Matthias, Mitglied des Waldgartenpilot-Kernteams, beschreibt aus eigenem Erleben die Folgen des Klimawandels auf Wald und Mensch.
Der August 2021 in Griechenland war eine besondere Zeit. Es lohnt sich, das hier einmal zu beschreiben:
Wir waren vor der Hitzewelle in die Berge geflüchtet. Doch die Hitze dauerte wesentlich länger als vorhergesagt und so wir machten uns wieder auf den Weg zurück in die Hauptstadt. Zufällig erreichten wir Athen nur wenige Stunden, bevor die ersten Waldbrände nördlich der Stadt den Himmel über der griechischen Hauptstadt verdunkelten. Die Situation der folgenden Tage im Zentrum von Athen wirkte ziemlich apokalyptisch. Während der Hitzewelle konnten tagelang wegen der schlechten Luft mit Rauchgeruch & extrem hohen Feinstaubwerten die Fenster nicht aufgemacht werden. Das war besonders in den warmen Nächten sehr unangenehm. Aufgrund der drohenden Blackouts durch die Nähe der Waldbrände zur Netzinfrastruktur war die Bevölkerung aufgerufen, Strom zu sparen, also auch die Klimaanlagen herunter zu regeln oder noch besser auszuschalten. Die Sonne stand tagsüber zum Teil nur noch als glutroter Feuerball am Himmel, so dicht war die Luft von Rauchpartikeln gesättigt. Immer wieder taumelten große Ascheteilchen wie Blätter vom Himmel.

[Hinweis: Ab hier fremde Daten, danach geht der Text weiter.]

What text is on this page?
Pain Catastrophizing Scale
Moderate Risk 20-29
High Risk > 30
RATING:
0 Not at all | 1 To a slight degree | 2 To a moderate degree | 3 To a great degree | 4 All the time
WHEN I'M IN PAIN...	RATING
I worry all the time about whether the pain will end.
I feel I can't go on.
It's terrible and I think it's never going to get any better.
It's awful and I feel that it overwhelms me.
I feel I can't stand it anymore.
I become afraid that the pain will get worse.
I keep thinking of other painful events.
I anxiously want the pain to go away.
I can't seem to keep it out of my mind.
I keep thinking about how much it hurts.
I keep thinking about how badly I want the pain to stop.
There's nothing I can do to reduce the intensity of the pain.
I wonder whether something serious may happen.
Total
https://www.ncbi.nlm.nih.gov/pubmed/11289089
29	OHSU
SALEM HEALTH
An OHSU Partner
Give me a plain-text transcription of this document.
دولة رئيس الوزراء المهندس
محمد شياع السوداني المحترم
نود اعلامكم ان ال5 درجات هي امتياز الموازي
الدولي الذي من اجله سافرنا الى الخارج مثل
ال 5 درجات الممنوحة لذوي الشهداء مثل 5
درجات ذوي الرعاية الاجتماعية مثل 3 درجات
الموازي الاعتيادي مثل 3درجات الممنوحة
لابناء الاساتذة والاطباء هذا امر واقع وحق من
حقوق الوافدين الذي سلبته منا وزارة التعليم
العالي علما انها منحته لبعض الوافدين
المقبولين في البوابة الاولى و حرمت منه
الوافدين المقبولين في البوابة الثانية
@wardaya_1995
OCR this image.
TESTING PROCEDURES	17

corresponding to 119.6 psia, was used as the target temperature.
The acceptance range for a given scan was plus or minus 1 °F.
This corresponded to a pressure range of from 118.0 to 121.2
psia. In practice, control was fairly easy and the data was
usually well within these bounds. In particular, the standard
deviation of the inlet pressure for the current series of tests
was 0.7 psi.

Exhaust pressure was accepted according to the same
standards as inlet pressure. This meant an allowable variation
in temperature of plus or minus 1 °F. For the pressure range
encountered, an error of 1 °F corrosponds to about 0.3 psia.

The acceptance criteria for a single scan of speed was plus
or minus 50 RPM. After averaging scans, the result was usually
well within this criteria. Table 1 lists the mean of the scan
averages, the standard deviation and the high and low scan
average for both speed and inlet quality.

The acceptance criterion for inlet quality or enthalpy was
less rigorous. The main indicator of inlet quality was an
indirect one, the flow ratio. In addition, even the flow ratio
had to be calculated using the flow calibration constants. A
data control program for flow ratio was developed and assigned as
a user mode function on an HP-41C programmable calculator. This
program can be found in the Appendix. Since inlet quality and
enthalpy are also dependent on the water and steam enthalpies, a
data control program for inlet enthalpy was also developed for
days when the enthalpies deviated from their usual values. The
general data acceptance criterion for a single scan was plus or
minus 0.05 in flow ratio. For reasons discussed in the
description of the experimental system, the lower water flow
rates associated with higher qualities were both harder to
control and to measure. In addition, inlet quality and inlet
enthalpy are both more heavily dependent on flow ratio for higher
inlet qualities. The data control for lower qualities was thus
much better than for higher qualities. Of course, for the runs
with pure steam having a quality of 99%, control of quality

Wie konnte es dazu kommen?
Waldbrände sind im Mittelmeerraum nicht selten. Doch diese Ausmaße kannte bisher noch niemand.
Nachdem die Regierung in Athen im letzten Jahr erfolgreich die Polizeitruppen des Landes vergrößert und mit neuer Ausrüstung versorgt hatte, wurde innerhalb weniger Tage klar, dass die aufgeschobene Modernisierung der Feuerwehr einen riesigen Schaden verursachen würde: In der Hitzewelle Anfang August 2021 verlor Griechenland 11 Prozent seiner nationalen Wälder durch Waldbrände.
Auch weitere fragwürdige Entscheidungen während dieser Krise führten wohlmöglich zu den verheerenden Ergebnissen: einige der Löschflugzeuge wurden ausgerechnet genau vor der Hitzewelle in die Wartung geschickt. Darunter auch das größte, unter dem Namen „Das russische Biest“ bekannte Flugzeug. Durch die Evakuierungen ganzer Gebiete fehlten vor Ort Menschen, die eintreffenden Feuerwehrleuten aus anderen Regionen über wichtige Details zu den lokalen Gegebenheiten informieren konnten. Während der Großteil der Einsatzkräfte und Technik in den Aussenbezirken der Hauptstadt eingesetzt wurde, blieben andere sehr waldreiche Gebiete stark unterbesetzt, so dass die Feuer dort spätestens beim Auffrischen des Windes am dritten Tag nicht mehr beherrschbar wurden. Als Ergebnis aller dieser Versäumnisse brannte ein Drittel von Griechenlands zweitgrößter Insel ab.
Die meisten dieser Informationen habe ich in Gesprächen erfahren. Ob alles wahr ist, kann ich nicht garantieren, aber meine Recherchen zeigten, dass es trotz realer Investitionen in die Polizei auf Seiten der Feuerwehr einen Ausbau zum Zeitpunkt der Hitzewelle nur auf dem Papier gab.
Was kann ich daraus lernen?
Hitze und Dürreszenarien werden noch in diesem Jahrhundert für große Teile der Welt vorhergesagt. Sie sind heute schon im Ansatz an Orten spürbar, die früher keine solchen Extreme hatten. Es ist wirklich kein Vergnügen, so etwas mitzuerleben! Temperaturen um die 40°C sind auf Dauer zu lebensfeindlich. Der Klimawandel ist real. Weitermachen wie bisher verstärkt solche Bedingungen in Teilen der Welt, in denen sehr viele Menschen davon betroffen sein werden.
Auch in Brandenburg gibt es in den letzten Jahren in steigenden Maßen Waldbrände. Bleibt nur zu hoffen, dass die Politik die richtigen Prioritäten setzt: Mehr Feuerwehr statt mehr Polizei!
Matthias Fritsch ist Teil des Kernteams des Waldgartenpilot in Rehfelde. Als Filmemacher dokumentiert er regelmäßig Phänomene im Zusammenhang mit dem Klimawandel. Als freier Künstler entwickelt er eigene Lösungen und Routinen für einen ressourcenschonenden Alltag. In Rehfelde initiierte er zB die Experimentiergärten, die Schattenbaumschule und den Sämlingswald.